The development of such an infrastructure is critical to sustain U.S. competitiveness and to enable new advances in science and engineering. New scientific instruments and high-resolution mobile sensors are flooding us with new data, ranging from full sky surveys in astronomy to ecological and environmental data to genetic sequences. The TeraGrid is the blueprint for the
infrastructure that will allow us to glean insights from this data torrent. Terabytes of data from individual experiments and petabytes from research collaborations will soon be the norm. Simply put, breakthrough science and engineering is critically dependent on a first-class computational and data management infrastructure.

In the long run, the TeraGrid vision will help to transform how we work and our notions of "research" and "computing." We will move away from "island universes" to an ubiquitous fabric where applications execute without explicit reference to place.

As an example, imagine an earthquake engineering system that integrates "teleobservation" and "teleoperation" enabling researchers to control experimental tools--seismographs, cameras, or robots--at remote sites, and provide real-time remote access to data generated by those tools. Combined with video and audio feeds, large-scale computing facilities for integrated simulation, data archives, high-performance networks, and structural models, researchers will be able to improve the seismic design of buildings, bridges, utilities, and other infrastructure.

Many such examples exist of how our understanding of our natural world will be enhanced and accelerated through the use of an integrated infrastructure. Similarly compelling examples exist in fields as diverse as biology and genomics, neuroscience, aircraft design, high-energy physics and astrophysics, and intelligent, mobile environments for IT research.

HPCwire: Does the DTF, in fact, constitute a de facto push by the NSF toward virtual unification of SDSC and NCSA?

REED: NCSA, SDSC, and their two partnerships, the Alliance and NPACI, each contribute unique and complementary skills and technologies to the collaborative development of the DTF TeraGrid. Concurrently, each will continue to separately develop and deploy new computing infrastructure as part of their ongoing PACI missions.

HPCwire: How would you characterize your leadership of NCSA? How does it differ from that of your predecessor, Larry Smarr? What are your greatest challenges at this time, and how are you dealing with them?

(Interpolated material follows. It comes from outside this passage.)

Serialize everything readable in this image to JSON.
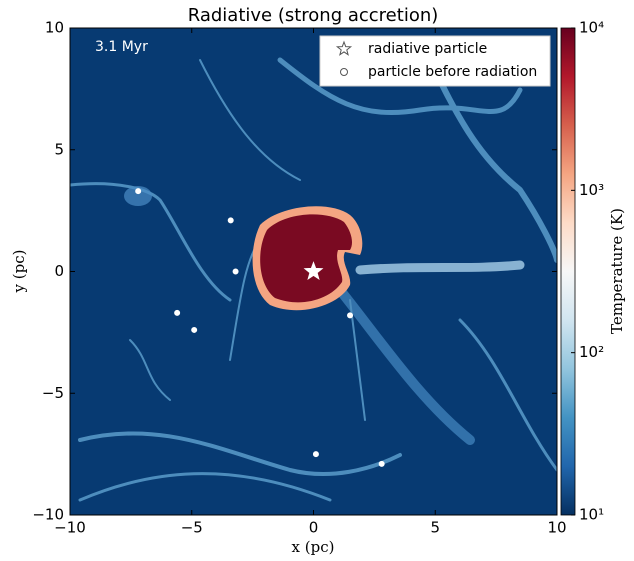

REED: NCSA and the Alliance are about enabling breakthrough science and engineering via advanced computing infrastructure. That is a long and rich tradition that both Larry and I believe in passionately. NCSA's role is not only to support today's computational science research but also to "invent the future" by developing those technologies that will make today's scientific dreams tomorrow's reality. The TeraGrid is THE NEXT MAJOR STEP along that path, one that leads NCSA and the Alliance to petaflops, terabit networks, hundreds of petabytes and ubiquitous mobile sensors. We're continuing to invent the revolution that will transform science and engineering research.